Das FamG hat den Antragstellerinnen Verfahrenskostenhilfe bewilligt, den Antrag auf Beiordnung eines Rechtsanwalts aber zurückgewiesen. Die von den Antragstellerinnen dagegen eingelegte Beschwerde zum OLG ist erfolglos geblieben. Hiergegen wenden sie sich mit der vom OLG zugelassenen Rechtsbeschwerde.
2 Aus den Gründen
Die Rechtsbeschwerde hat Erfolg.
1. Das OLG hat seine in FamRZ 2011, 1610 veröffentlichte Entscheidung im Wesentlichen wie folgt begründet:
Die Beiordnung eines Anwalts setze gem. § 78 Abs. 2 FamFG voraus, dass die Sach- und Rechtslage schwierig sei. Dabei genüge es, wenn nur die Sach- oder nur die Rechtslage schwierig sei.
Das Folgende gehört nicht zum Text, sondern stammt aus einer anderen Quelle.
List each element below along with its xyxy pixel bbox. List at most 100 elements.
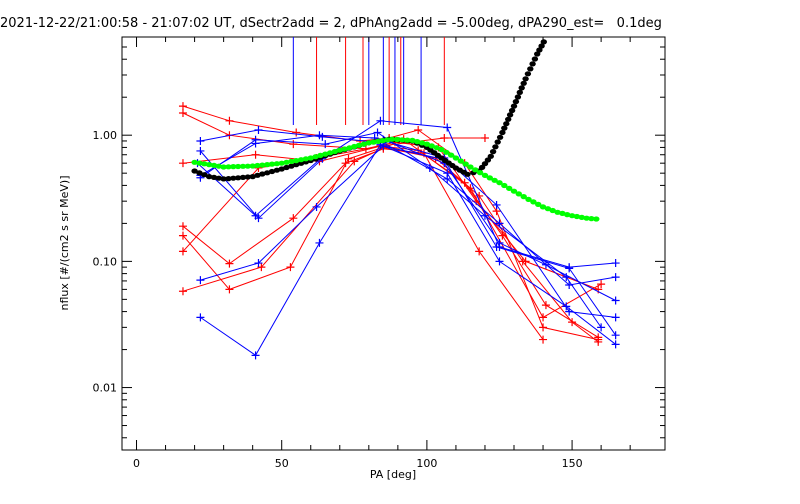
fit-curve (191, 136, 600, 222)
fit-point (254, 162, 261, 169)
x-axis-title: PA [deg] (370, 468, 416, 481)
data-point (376, 116, 385, 125)
fit-point (288, 163, 295, 169)
data-point (611, 259, 620, 268)
series-line (197, 139, 616, 301)
fit-point (234, 175, 242, 181)
fit-point (514, 94, 522, 100)
data-point (594, 337, 603, 346)
data-point (196, 313, 205, 322)
data-point (414, 125, 423, 134)
fit-point (220, 164, 227, 170)
fit-point (499, 129, 506, 136)
fit-point (297, 157, 305, 163)
data-point (178, 287, 187, 296)
data-point (492, 242, 501, 251)
data-point (466, 184, 475, 193)
series-line (200, 144, 616, 357)
fit-point (505, 116, 512, 122)
series-line (200, 129, 616, 286)
fit-point (351, 143, 358, 150)
fit-point (515, 191, 522, 197)
data-point (495, 238, 504, 247)
fit-point (530, 199, 537, 205)
fit-point (522, 76, 529, 82)
fit-point (259, 162, 266, 168)
fit-point (205, 174, 213, 180)
fit-point (472, 167, 479, 173)
fit-point (496, 134, 504, 140)
fit-point (409, 137, 416, 143)
fit-point (283, 159, 290, 165)
data-point (286, 263, 295, 272)
data-point (539, 335, 548, 344)
fit-point (302, 156, 310, 162)
fit-point (428, 143, 435, 149)
data-point (251, 135, 260, 144)
marks-layer (178, 37, 620, 360)
fit-point (506, 185, 513, 191)
series-line (200, 145, 617, 336)
fit-point (447, 152, 455, 158)
fit-point (540, 39, 547, 45)
data-point (225, 259, 234, 268)
fit-point (414, 139, 421, 145)
data-point (611, 340, 620, 349)
fit-point (452, 155, 460, 161)
fit-point (481, 172, 489, 178)
fit-point (288, 158, 295, 164)
fit-point (336, 147, 343, 153)
fit-point (534, 51, 541, 57)
fit-point (489, 149, 497, 155)
fit-point (503, 121, 510, 127)
chart-title: 2021-12-22/21:00:58 - 21:07:02 UT, dSect… (0, 16, 662, 31)
fit-point (433, 145, 440, 151)
x-tick-label: 50 (275, 457, 289, 470)
data-point (611, 331, 620, 340)
fit-point (516, 89, 523, 95)
data-point (251, 211, 260, 220)
plot-frame (121, 36, 666, 451)
data-point (495, 257, 504, 266)
data-point (292, 128, 301, 137)
fit-point (264, 170, 271, 176)
fit-point (322, 151, 329, 157)
fit-point (510, 188, 518, 194)
data-point (196, 136, 205, 145)
fit-point (487, 153, 494, 159)
fit-point (491, 177, 498, 183)
data-point (480, 134, 489, 143)
fit-point (215, 175, 222, 181)
fit-point (225, 176, 232, 182)
fit-point (268, 161, 276, 167)
fit-point (554, 209, 561, 215)
series-line (182, 105, 599, 341)
fit-point (568, 213, 576, 219)
fit-point (220, 176, 227, 182)
fit-point (593, 216, 600, 222)
fit-point (249, 174, 256, 180)
fit-point (525, 196, 532, 202)
fit-point (399, 137, 406, 143)
data-point (568, 318, 577, 327)
fit-point (438, 146, 445, 153)
y-tick-label: 1.00 (93, 129, 118, 142)
data-point (475, 191, 484, 200)
fit-point (230, 164, 237, 170)
data-point (289, 214, 298, 223)
data-point (289, 140, 298, 149)
data-point (315, 238, 324, 247)
fit-point (210, 174, 218, 180)
series-line (200, 131, 602, 328)
fit-point (283, 164, 290, 171)
fit-point (535, 201, 542, 207)
fit-point (317, 152, 324, 158)
fit-point (404, 137, 411, 143)
fit-point (341, 146, 348, 152)
data-point (178, 222, 187, 231)
fit-point (268, 168, 276, 175)
fit-point (486, 175, 493, 181)
fit-point (520, 80, 527, 86)
fit-point (244, 163, 251, 169)
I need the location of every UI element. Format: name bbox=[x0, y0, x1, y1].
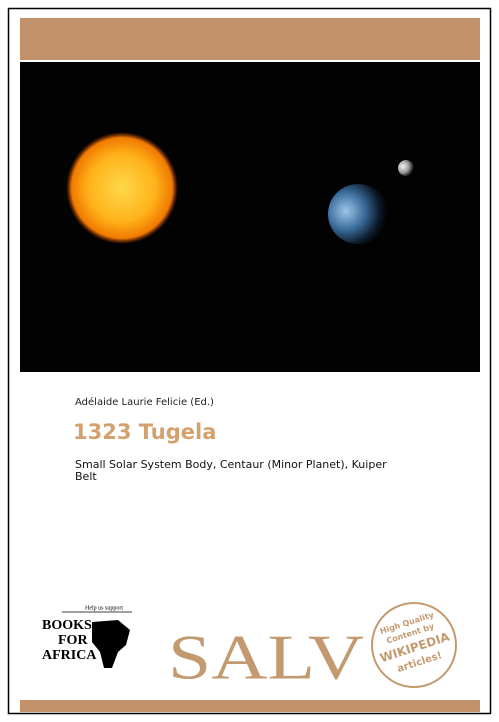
logo-line: FOR bbox=[58, 633, 88, 648]
publisher: SALV bbox=[168, 622, 364, 693]
logo-line: BOOKS bbox=[42, 618, 92, 633]
subtitle-line: Belt bbox=[75, 470, 97, 483]
top-band bbox=[20, 18, 480, 60]
book-cover: Adélaide Laurie Felicie (Ed.) 1323 Tugel… bbox=[0, 0, 499, 722]
moon bbox=[398, 160, 414, 176]
wikipedia-badge: High Quality Content by WIKIPEDIA articl… bbox=[372, 603, 456, 687]
sun bbox=[66, 132, 178, 244]
bottom-band bbox=[20, 700, 480, 712]
title: 1323 Tugela bbox=[73, 420, 216, 444]
subtitle-line: Small Solar System Body, Centaur (Minor … bbox=[75, 458, 387, 471]
logo-line: AFRICA bbox=[42, 648, 97, 663]
logo-tagline: Help us support bbox=[85, 605, 123, 611]
author: Adélaide Laurie Felicie (Ed.) bbox=[75, 396, 214, 408]
planet bbox=[328, 184, 388, 244]
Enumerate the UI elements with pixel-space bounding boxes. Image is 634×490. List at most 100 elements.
Entscheidend sei, ob ein bemittelter Rechtsuchender, der seine Prozessaussichten vernünftig abwäge und dabei auch das Kostenrisiko berücksichtige, in der Lage des Unbemittelten vernünftigerweise einen Rechtsanwalt mit der Wahrnehmung seiner Interessen beauftragt hätte. Dabei seien auch die subjektiven Fähigkeiten des Rechtsuchenden zu berücksichtigen. Die Beurteilung sei nicht aus der Perspektive des erfahrenen Familienrichters, sondern aus Sicht des juristischen Laien vorzunehmen. Zum neuen Recht sei der BGH zu einer von seiner früheren Rspr. ausdrücklich abweichenden Auffassung gelangt, wonach die existentielle Bedeutung des Verfahrens allein die Beiordnung eines Rechtsanwalts nicht mehr rechtfertigen könne, denn nach der Gesetzesbegründung zu § 78 Abs. 2 FamFG erfülle die Schwere des Eingriffs in die Rechte eines Beteiligten die Voraussetzung für die Beiordnung eines Rechtsanwalts nicht mehr. Die Beurteilung, ob die Beiordnung erforderlich sei, sei nach sämtlichen Umständen des Einzelfalls vorzunehmen. Dabei sei die Sachlage nicht schon deshalb schwierig, weil ein Abstammungsgutachten eingeholt werden müsse. Die vom Sachverständigen gefundenen Ergebnisse seien im Allgemeinen ohne weiteres verständlich und nachvollziehbar. Zur Durchdringung der darüber hinausgehenden molekulargenetischen Frage werde ein beigeordneter Rechtsanwalt meist ebenso wenig beitragen können wie die Beteiligten selbst. Ebenso wenig sei von Schwierigkeiten i.S.d. § 78 Abs. 2 FamFG allein schon deshalb auszugehen, weil im Abstammungsverfahren strenge Beweisanforderungen gelten würden, die den Familiengerichten erfahrungsgemäß Schwierigkeiten bereiteten. Es könne aber nicht von vornherein davon ausgegangen werden, dass die Familiengerichte solchen Verfahren nicht gewachsen seien. Schließlich sei die Sach- und Rechtslage auch nicht deshalb schwierig, weil das Verfahren in Abstammungssachen gegenüber anderen Zivilprozess- und Familienverfahren Besonderheiten aufweise. Die Abweichungen und die materiellrechtlichen Regelungen der Vaterschaftsanfechtung seien nicht so komplex, dass sie von einem Laien – gegebenenfalls mit Hilfe der Rechtsantragsstelle – nicht bewältigt werden könnten.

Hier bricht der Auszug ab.